Discover how CAPE teaching artists bring their studio practices into the classroom—and how their work with students and teachers inspires their art.
This public event features a panel of artists sharing their experiences from CAPE’s in-school and afterschool programs: Asya Dubrovina, Jordan Knecht, Jennifer Mannebach, and John Neff. Each artist will present their practice and discuss how it has evolved through collaboration and teaching.
The conversation will also open up to audience questions and dialogue. Whether you’re an artist, educator, student, or curious community member, we invite you to join the conversation at CAPE!
Let us know that you are coming, RSVP here!

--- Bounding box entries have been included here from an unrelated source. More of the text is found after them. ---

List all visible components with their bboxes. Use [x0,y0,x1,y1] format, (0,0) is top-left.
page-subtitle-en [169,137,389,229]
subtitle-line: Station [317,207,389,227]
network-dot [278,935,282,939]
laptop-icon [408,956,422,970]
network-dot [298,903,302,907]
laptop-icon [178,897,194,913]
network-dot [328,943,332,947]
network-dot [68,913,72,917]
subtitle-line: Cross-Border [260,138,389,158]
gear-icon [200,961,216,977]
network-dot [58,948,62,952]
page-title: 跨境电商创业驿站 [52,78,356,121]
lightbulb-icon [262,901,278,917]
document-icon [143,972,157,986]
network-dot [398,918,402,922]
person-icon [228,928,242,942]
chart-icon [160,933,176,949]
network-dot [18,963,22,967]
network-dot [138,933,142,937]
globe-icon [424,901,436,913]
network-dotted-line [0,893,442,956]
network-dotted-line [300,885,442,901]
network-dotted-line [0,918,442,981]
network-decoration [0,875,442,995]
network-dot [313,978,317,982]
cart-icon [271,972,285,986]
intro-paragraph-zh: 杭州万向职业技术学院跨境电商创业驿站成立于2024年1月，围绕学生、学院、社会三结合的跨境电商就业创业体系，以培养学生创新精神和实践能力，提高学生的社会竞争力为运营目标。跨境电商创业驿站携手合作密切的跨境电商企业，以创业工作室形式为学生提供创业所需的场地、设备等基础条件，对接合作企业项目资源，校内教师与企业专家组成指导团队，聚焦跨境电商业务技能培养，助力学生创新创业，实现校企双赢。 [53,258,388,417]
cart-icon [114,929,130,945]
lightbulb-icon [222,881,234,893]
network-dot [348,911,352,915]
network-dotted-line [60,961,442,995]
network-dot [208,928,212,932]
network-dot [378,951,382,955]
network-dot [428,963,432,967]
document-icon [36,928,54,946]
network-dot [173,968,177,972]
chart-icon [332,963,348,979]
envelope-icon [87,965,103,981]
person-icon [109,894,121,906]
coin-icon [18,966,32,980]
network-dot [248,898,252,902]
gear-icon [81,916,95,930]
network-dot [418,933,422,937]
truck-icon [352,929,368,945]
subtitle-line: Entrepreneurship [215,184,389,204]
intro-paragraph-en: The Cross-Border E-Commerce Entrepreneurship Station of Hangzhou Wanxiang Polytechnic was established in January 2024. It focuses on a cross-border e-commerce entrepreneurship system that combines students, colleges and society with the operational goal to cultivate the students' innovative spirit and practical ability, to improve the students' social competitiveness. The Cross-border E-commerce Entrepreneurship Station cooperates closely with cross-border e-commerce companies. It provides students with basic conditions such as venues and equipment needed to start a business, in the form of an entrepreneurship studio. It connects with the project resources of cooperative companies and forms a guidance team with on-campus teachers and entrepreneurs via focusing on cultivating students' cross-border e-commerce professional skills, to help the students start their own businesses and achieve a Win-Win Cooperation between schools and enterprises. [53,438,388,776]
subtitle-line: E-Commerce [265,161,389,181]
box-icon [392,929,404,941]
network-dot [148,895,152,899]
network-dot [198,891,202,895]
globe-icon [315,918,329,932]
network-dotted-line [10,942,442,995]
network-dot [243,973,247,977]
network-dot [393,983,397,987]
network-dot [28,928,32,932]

Asya Dubrovina (b. 1988 St. Petersburg Russia) is an artist and filmmaker who received her B.A at Keene State College with a concentration of Visual Studies and Moving Image and her M.F.A in Moving Image from the University of Illinois at Chicago. Her nonfiction films investigate poetics and the boundaries between the personal and the political. Her interests lie in how places carry memory, sound as an experience and the materiality of film. Using single channel film and 16 mm installation, her work engages the viewer sensorially. Her work has shown at SEFF at Binghamton University, NY, Co-Prosperity, ACRE and Gallery 400 in Chicago, IL. She currently teaches multidisciplinary arts and film courses at CAPE, School of the Art Institute of Chicago and University of Wisconsin-Milwaukee. She lives in Chicago, IL.
Jordan Knecht is an artist, educator, musician, DJ, and systems designer, surfing the wave of unknowing. Jordan is the founder of the publishing house, Adult Punk, clothing brand, Wave of Unknowing, and micro-record shop, Somebody Else’s. Jordan’s work is rooted in play and reciprocal care, two guiding forces which inform all projects and collaborations.

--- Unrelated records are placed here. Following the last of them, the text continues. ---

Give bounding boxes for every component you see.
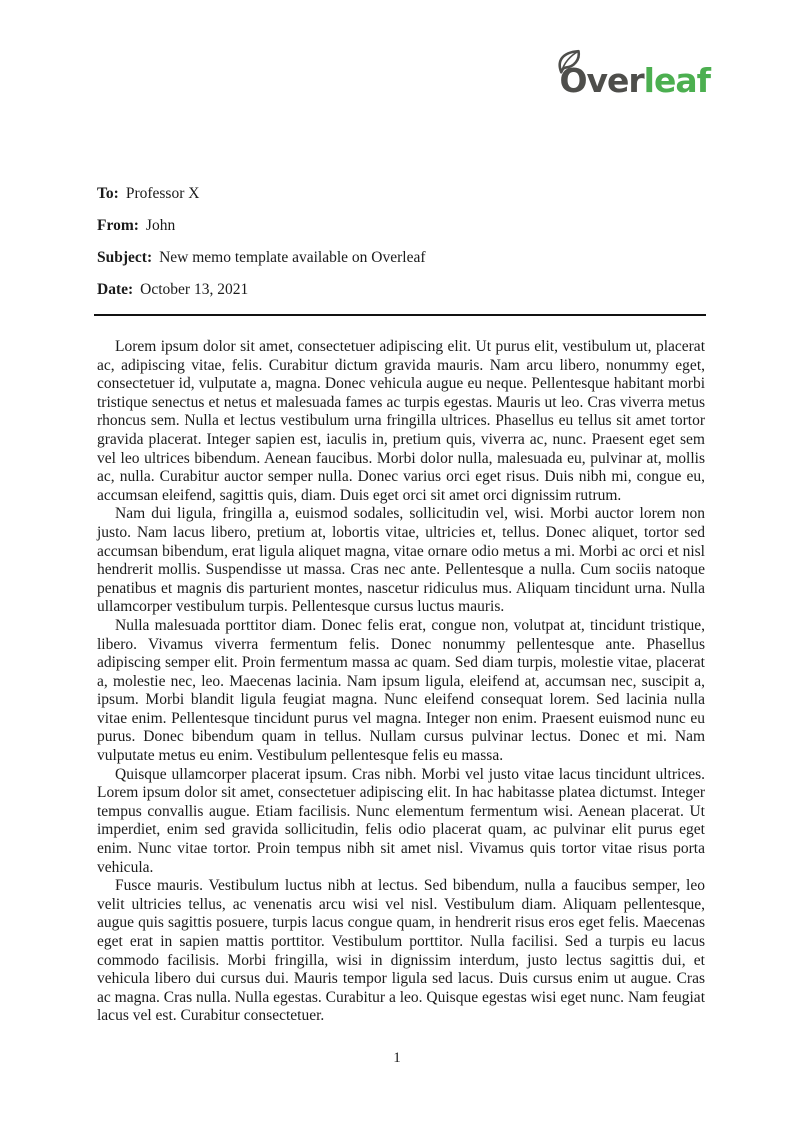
field-date-value: October 13, 2021: [140, 281, 249, 298]
field-from: [97, 216, 705, 235]
paragraph-3: Nulla malesuada porttitor diam. Donec felis erat, congue non, volutpat at, tincidunt tristique, libero. Vivamus viverra fermentum felis. Donec nonummy pellentesque ante. Phasellus adipiscing semper elit. Proin fermentum massa ac quam. Sed diam turpis, molestie vitae, placerat a, molestie nec, leo. Maecenas lacinia. Nam ipsum ligula, eleifend at, accumsan nec, suscipit a, ipsum. Morbi blandit ligula feugiat magna. Nunc eleifend consequat lorem. Sed lacinia nulla vitae enim. Pellentesque tincidunt purus vel magna. Integer non enim. Praesent euismod nunc eu purus. Donec bibendum quam in tellus. Nullam cursus pulvinar lectus. Donec et mi. Nam vulputate metus eu enim. Vestibulum pellentesque felis eu massa.: [97, 616, 705, 765]
field-from-value: John: [145, 217, 176, 234]
memo-header-fields: [97, 184, 705, 312]
paragraph-5: Fusce mauris. Vestibulum luctus nibh at lectus. Sed bibendum, nulla a faucibus semper, leo velit ultricies tellus, ac venenatis arcu wisi vel nisl. Vestibulum diam. Aliquam pellentesque, augue quis sagittis posuere, turpis lacus congue quam, in hendrerit risus eros eget felis. Maecenas eget erat in sapien mattis porttitor. Vestibulum porttitor. Nulla facilisi. Sed a turpis eu lacus commodo facilisis. Morbi fringilla, wisi in dignissim interdum, justo lectus sagittis dui, et vehicula libero dui cursus dui. Mauris tempor ligula sed lacus. Duis cursus enim ut augue. Cras ac magna. Cras nulla. Nulla egestas. Curabitur a leo. Quisque egestas wisi eget nunc. Nam feugiat lacus vel est. Curabitur consectetuer.: [97, 877, 705, 1025]
memo-body: [97, 338, 705, 1026]
paragraph-2: Nam dui ligula, fringilla a, euismod sodales, sollicitudin vel, wisi. Morbi auctor lorem non justo. Nam lacus libero, pretium at, lobortis vitae, ultricies et, tellus. Donec aliquet, tortor sed accumsan bibendum, erat ligula aliquet magna, vitae ornare odio metus a mi. Morbi ac orci et nisl hendrerit mollis. Suspendisse ut massa. Cras nec ante. Pellentesque a nulla. Cum sociis natoque penatibus et magnis dis parturient montes, nascetur ridiculus mus. Aliquam tincidunt urna. Nulla ullamcorper vestibulum turpis. Pellentesque cursus luctus mauris.: [97, 505, 705, 616]
paragraph-4: Quisque ullamcorper placerat ipsum. Cras nibh. Morbi vel justo vitae lacus tincidunt ultrices. Lorem ipsum dolor sit amet, consectetuer adipiscing elit. In hac habitasse platea dictumst. Integer tempus convallis augue. Etiam facilisis. Nunc elementum fermentum wisi. Aenean placerat. Ut imperdiet, enim sed gravida sollicitudin, felis odio placerat quam, ac pulvinar elit purus eget enim. Nunc vitae tortor. Proin tempus nibh sit amet nisl. Vivamus quis tortor vitae risus porta vehicula.: [97, 765, 705, 876]
field-subject-label: Subject:: [97, 249, 153, 266]
field-from-label: From:: [97, 217, 139, 234]
overleaf-logo: [559, 61, 710, 100]
field-to-value: Professor X: [125, 185, 200, 202]
field-to-label: To:: [97, 185, 119, 202]
field-subject: [97, 248, 705, 267]
field-to: [97, 184, 705, 203]
header-rule: [94, 314, 706, 316]
field-date: [97, 280, 705, 299]
logo-text-over: Over: [559, 61, 644, 100]
field-subject-value: New memo template available on Overleaf: [159, 249, 426, 266]
paragraph-1: Lorem ipsum dolor sit amet, consectetuer adipiscing elit. Ut purus elit, vestibulum ut, placerat ac, adipiscing vitae, felis. Curabitur dictum gravida mauris. Nam arcu libero, nonummy eget, consectetuer id, vulputate a, magna. Donec vehicula augue eu neque. Pellentesque habitant morbi tristique senectus et netus et malesuada fames ac turpis egestas. Mauris ut leo. Cras viverra metus rhoncus sem. Nulla et lectus vestibulum urna fringilla ultrices. Phasellus eu tellus sit amet tortor gravida placerat. Integer sapien est, iaculis in, pretium quis, viverra ac, nunc. Praesent eget sem vel leo ultrices bibendum. Aenean faucibus. Morbi dolor nulla, malesuada eu, pulvinar at, mollis ac, nulla. Curabitur auctor semper nulla. Donec varius orci eget risus. Duis nibh mi, congue eu, accumsan eleifend, sagittis quis, diam. Duis eget orci sit amet orci dignissim rutrum.: [97, 338, 705, 504]
leaf-icon: [555, 48, 585, 77]
field-date-label: Date:: [97, 281, 134, 298]
page-number: 1: [393, 1050, 401, 1066]
logo-text-leaf: leaf: [643, 61, 710, 100]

Jennifer Mannebach is interested in the borders and edges of where things collect and how boundaries are created and represented. She exploits the potential of material relationships, playing with translucency and dynamic shifts in scale, with respect to malleability at the seams. Materials find a home with each other, but always with a looming tectonic shift. She received her MFA from the School of the Art Institute of Chicago, where she subsequently taught for 6 years. She is the Director of the O’Connor Gallery at Dominican University, an adjunct professor at Concordia University Chicago, an artist/researcher with CAPE, and an advocate for many of her artist friends at Little City Foundation, where she was an art facilitator for 15 years. Awards include Illinois Arts Council Fellowship, CAAP grants, IAC grants, and the Governor’s International Arts Exchange Grant.
John Neff is a Chicago-based artist, writer, curator, and educator. He has exhibited internationally since the 1990s at venues including Artists Space, NY; the Museum of Contemporary Art Chicago; the Philadelphia Museum of Art; the Renaissance Society, IL; Donald Young Gallery, IL; Regards, IL; Gallery 400, IL; Scherben, Germany; and King’s Leap, NY. In 2010, he co-founded Iceberg Projects, Chicago. Additional curatorial collaborations include projects with Alphawood Gallery, IL; Delmes & Zander, Germany; Gallery 400, IL; and Suitable, IL. Since 2010, Neff has taught in undergraduate and graduate fine art programs throughout Chicago, including at the School of the Art Institute of Chicago, Northwestern University, and the University of Illinois at Chicago. He has been collaborating with CPS art teacher Kitty Conde, through CAPE, since 2010. Neff is the recipient of grants from Artadia (2002) and the Illinois Arts Council (2002). He holds a BFA from the University of Wisconsin–Madison and an MFA from the University of Illinois at Chicago.